Look Back: Radios installed in Harveys Lake police cruisers in 1955

Apr. 7—Police in Harveys Lake were a step ahead from other smaller police departments in the area in 1955.

In today's world of instant contact, we look back and scoff.

"A two-way radio system of communication to provide immediate contact between headquarters and patrol cars has been installed for the Harveys Lake Police Department and is now in operation," the Wilkes-Barre Record reported April 15, 1955.

Radios in police cars were already in use within the larger police departments, but Harveys Lake was the first small police department to get equipped with two-way communications.

The two-way radios in the lake's police cruisers were made possible by the Harveys Lake Protective Association.

"One of the most popular summer resorts in Luzerne County, it was deemed necessary in view of the thousands of motorists who drive to the lake on weekends and holidays, and will enable police headquarters to communicate immediately with either of the two patrol cars in the event of accidents," the Record reported.

The two-way radios installed in Harveys Lake police cars were seen as top edge technology of the time.

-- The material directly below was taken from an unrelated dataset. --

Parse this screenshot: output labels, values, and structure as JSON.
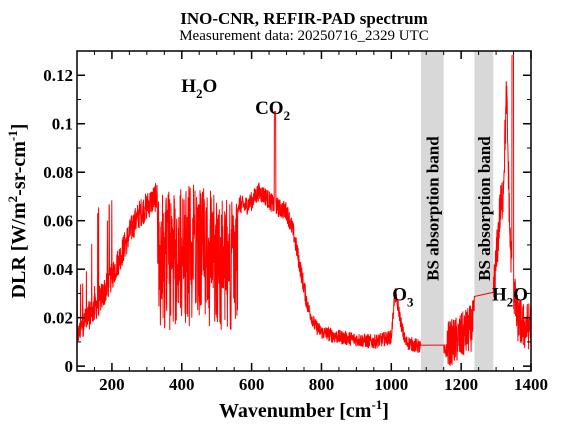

The base station of communications was set up in the Daniel C. Roberts Fire House in the Alderson section of Harveys Lake with an auxiliary unit in the apartment of Police Chief Edgar W. Hughes, which was on the second floor of the fire house.

Radios were installed in the two Harveys Lake police cars, a community ambulance and a fire truck.

"Receiver and transmitter equipment are located in the trunks of the vehicles while instruments described as a telephone is hung on the dashboards," the Record reported.

Chief Hughes' wife was the dispatcher accepting and processing calls for service.

"Chief Hughes said the equipment has been tested and operates perfectly in a 35 mile radius of the fire house and has no dead spots in Harveys Lake and Lake Township," the Record story reported.

Before the two-way radios were installed, calls for service had to be relayed around the lake to find a policemen on duty.

Total cost of the state-of-the-art communication system in 1955 was $4,000, which included a tower 42 feet high with a 12-feet antenna built behind the fire house.

After the success of the two-way radios in Harveys Lake police cars, smaller police departments of Luzerne, Pringle, Dallas, West Pittston and Plymouth followed with their own radios.